Doit-on porter des gants pour se protéger ?

Il est déconseillé de porter des gants en latex ou en vinyle car ils favorisent la transpiration et la macération de la peau. En revanche il est conseillé de porter des gants lors de la manipulation de produits irritants (liquide vaisselle, détergents...), et de protéger vos mains du froid en portant des gants à l’extérieur.1,2.

Est-ce qu’on est plus à risque d’être infecté par la COVID-19 lorsqu’on a une dermatite atopique ?

On ne sait pas encore si les lésions cutanées et l'altération de la barrière cutanée peuvent faciliter la transmission du SARS-CoV-2 par contact indirect. De la même façon, on ignore encore si l'infection par le SARS-CoV-2 peut avoir ou non un impact sur les maladies inflammatoires chroniques de la peau et leur traitement. Il est donc préconisé à tous les patients atteints de dermatite atopique de respecter les gestes barrières (port du masque, distanciation sociale, lavage des mains) afin de prévenir la transmission du virus.3.

Faut-il arrêter son traitement ?

Il faut continuer à l’identique les traitements locaux (crèmes, pommades, lotions). Ils sont sans risque. Si vous prenez un traitement systémique dit immunosupresseur ou immunomodulateur pour votre dermatite, il est fortement déconseillé de l’arrêter sans avis médical car un arrêt brutal de traitement peut entrainer des exacerbations de la maladie et pouvant avoir un impact négatif important sur votre immunité. Votre médecin référent évaluera en fonction de votre état général de santé et du type de molécule que vous prenez s’il faut arrêter ou poursuivre votre traitement. En effet, dans une situation telle que la pandémie de COVID-19, le risque infectieux ne semble pas être impacté de manière équivalente pour tous les traitements : un traitement ciblé interférant sélectivement avec l'inflammation de type 2 n'augmenterait pas le risque d'infections virales et pourrait donc être préféré aux traitements immunosuppresseurs systémiques classiques.4.

Doit-on continuer à aller chez son médecin ?

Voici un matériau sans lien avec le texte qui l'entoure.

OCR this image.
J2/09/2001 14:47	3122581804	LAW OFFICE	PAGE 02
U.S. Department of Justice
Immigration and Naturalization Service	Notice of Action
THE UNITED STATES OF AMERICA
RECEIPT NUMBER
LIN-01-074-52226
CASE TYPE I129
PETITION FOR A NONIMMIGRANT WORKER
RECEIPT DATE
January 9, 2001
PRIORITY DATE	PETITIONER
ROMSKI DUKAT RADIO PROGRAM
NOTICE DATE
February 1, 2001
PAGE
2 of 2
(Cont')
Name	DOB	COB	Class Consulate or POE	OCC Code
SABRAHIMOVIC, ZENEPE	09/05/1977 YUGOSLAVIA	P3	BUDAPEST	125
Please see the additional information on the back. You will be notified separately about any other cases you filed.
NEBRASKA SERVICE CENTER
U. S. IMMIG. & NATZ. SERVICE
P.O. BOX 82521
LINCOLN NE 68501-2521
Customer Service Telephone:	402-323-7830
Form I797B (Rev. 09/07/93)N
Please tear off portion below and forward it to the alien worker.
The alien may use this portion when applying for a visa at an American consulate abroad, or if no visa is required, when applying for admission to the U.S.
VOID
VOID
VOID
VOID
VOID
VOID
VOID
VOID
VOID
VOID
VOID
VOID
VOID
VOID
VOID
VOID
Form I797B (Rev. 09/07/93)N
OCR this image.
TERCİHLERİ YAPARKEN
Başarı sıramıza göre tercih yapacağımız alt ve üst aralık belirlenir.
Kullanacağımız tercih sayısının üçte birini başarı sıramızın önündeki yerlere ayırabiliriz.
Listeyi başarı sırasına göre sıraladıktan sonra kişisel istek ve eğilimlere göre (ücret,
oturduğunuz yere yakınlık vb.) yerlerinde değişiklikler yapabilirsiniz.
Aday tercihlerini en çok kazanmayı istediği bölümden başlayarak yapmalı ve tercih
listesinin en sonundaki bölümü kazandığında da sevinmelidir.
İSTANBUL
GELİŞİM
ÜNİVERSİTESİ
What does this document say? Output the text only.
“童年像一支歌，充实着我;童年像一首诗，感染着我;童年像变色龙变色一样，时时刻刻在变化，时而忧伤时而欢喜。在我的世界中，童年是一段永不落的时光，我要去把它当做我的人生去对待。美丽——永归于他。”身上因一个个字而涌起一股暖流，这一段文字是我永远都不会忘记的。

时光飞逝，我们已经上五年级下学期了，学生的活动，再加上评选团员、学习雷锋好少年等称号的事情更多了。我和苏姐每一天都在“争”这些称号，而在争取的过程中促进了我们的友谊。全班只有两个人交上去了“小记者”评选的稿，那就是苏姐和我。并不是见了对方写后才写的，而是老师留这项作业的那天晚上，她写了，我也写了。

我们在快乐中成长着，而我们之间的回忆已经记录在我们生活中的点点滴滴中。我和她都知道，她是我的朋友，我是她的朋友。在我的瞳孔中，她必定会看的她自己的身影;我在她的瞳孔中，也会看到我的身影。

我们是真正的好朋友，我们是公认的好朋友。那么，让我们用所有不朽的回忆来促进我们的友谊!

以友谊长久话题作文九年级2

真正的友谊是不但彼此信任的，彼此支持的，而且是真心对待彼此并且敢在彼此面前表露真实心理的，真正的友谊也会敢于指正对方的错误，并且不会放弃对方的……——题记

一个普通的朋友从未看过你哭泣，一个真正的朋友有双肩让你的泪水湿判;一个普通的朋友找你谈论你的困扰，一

Il est conseillé de continuer à consulter son médecin, même en période d’épidémie de COVID-19. En effet de nombreux médecins ont désormais mis en place des téléconsultations qui permettent, notamment pour la dermatite atopique de réaliser un suivi de qualité. En revanche pour certaines situations précises comme la mise en place d’un nouveau traitement, ou en cas de suspicion de surinfection de la peau, il peut être nécessaire de vous déplacer. Votre médecin saura vous conseiller sur la démarche à suivre en fonction du contexte épidémique.5.

Références

1 ANSM. Rapport relatif à l’innocuité des produits hydro-alcooliques (PHA) à base d’éthanol utilisés pour la désinfection des mains à peau saine par le grand public dans le cadre de l’épidémie de la grippe A (H1N1). Mars 2011. https://www.ansm.sante.fr
2 Société française de dermatologie. Prenez-soin de vos mains. Disponible sur évènement-sfd.fr. Consulté le 27/10/2020.
3 Gisondi P, et al. Dermatologists and SARS-CoV-2: the impact of the pandemic on daily practice. J Eur Acad Dermatol Venereol.
2020 Jun;34(6):1196-1201.
4 Wollenberg A, et al. European Task Force on Atopic Dermatitis statement on severe acute respiratory syndrome coronavirus 2 (SARS-Cov-2) infection and atopic dermatitis. J Eur Acad Dermatol Venereol. 2020;34(6):e241-e242.
5 Fontaine JF, et al. L’allergologue face à l’épidémie de COVID-19 : quel impact et quelles précautions prendre ? Revue Française d'Allergologie. In press, corrected proof available online December 2020.